Home Horlogerie et JoaillerieSeiko Rotocall 1982 réinventée : trois nouvelles digitales au charme octogonal

Seiko Rotocall 1982 réinventée : trois nouvelles digitales au charme octogonal

by pascal iakovou
0 comments

Le coup d’œil suffit : cette lunette octogonale, aux inserts colorés façon cartouches d’aluminium bleu, rouge ou jaune, convoque la décennie qui a fait du digital un terrain de jeu chic. Seiko exhume avec panache une icône de 1982 — affectueusement surnommée « Rotocall » — et la remet au goût du jour sans trahir l’esprit d’origine. À l’époque déjà, l’objet fascinait autant les amateurs de design que certains milieux astronautiques, séduit par une interface intuitive et un sens de l’innovation très nippon. Aujourd’hui, la maison orchestre un retour calibré en trois références — SMGG17, SMGG19 et SMGG21 — qui reprennent la silhouette, le langage formel et le fameux commutateur rotatif, véritable signature ergonomique.

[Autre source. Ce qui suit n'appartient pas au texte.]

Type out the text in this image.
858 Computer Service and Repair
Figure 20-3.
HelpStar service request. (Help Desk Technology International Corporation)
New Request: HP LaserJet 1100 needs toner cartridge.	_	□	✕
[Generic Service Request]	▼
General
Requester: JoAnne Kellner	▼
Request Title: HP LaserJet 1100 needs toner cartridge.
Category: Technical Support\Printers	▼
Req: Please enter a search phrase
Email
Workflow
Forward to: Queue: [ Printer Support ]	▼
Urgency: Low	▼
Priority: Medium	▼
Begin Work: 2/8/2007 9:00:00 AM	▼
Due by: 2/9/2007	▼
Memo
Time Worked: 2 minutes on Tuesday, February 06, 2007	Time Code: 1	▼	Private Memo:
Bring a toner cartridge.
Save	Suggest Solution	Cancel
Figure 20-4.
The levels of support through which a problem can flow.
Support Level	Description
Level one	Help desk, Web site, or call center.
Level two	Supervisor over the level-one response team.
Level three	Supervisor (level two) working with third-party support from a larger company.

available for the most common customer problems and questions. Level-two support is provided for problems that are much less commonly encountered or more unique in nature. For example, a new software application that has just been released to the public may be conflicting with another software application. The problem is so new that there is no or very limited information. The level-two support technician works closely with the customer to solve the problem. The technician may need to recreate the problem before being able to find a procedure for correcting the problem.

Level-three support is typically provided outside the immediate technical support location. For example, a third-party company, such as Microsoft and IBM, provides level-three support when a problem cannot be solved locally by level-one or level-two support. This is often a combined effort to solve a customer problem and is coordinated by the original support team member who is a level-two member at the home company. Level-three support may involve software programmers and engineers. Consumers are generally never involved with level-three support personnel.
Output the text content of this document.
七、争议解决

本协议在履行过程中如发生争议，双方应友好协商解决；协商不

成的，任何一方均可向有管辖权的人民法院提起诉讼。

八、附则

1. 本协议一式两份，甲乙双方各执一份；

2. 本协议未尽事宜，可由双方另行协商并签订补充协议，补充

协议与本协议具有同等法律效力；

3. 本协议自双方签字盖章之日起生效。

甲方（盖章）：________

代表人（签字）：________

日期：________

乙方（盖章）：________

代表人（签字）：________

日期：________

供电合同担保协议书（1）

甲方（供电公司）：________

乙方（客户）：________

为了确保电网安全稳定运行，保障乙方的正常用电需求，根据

Le boîtier acier de 37 mm, compact et parfaitement urbain, gagne un insert d’aluminium coloré sur la lunette. Ce détail, plus qu’un clin d’œil aux eighties, donne à chaque version une personnalité propre : vif, optimiste, ludique. L’ensemble respire la rigueur industrielle japonaise, tempérée par une note de pop culture. Le verre Hardlex, le fond vissé et l’étanchéité 10 bar confèrent une vraie crédibilité « lifestyle » : on la porte partout, sans précaution excessive, du bureau au week-end.

Mais c’est au poignet que la Rotocall retrouve tout son sens. Le commutateur rotatif simplifie la navigation entre les fonctions clés — chronographe, alarmes (dont quotidienne), double fuseau horaire (GMT), compte à rebours et compteur d’événements — à la manière d’un tableau de bord miniaturisé. On pense à ces objets qui rendent la technologie aimable : un geste précis, un retour visuel net, zéro friction. Le calibre quartz A824 promet environ trois ans d’autonomie, avec indicateur de fin de vie de pile pour éviter les mauvaises surprises. À 570 €, la proposition frôle l’instant classic : un prix accessible pour une signature esthétiquement forte et historiquement située.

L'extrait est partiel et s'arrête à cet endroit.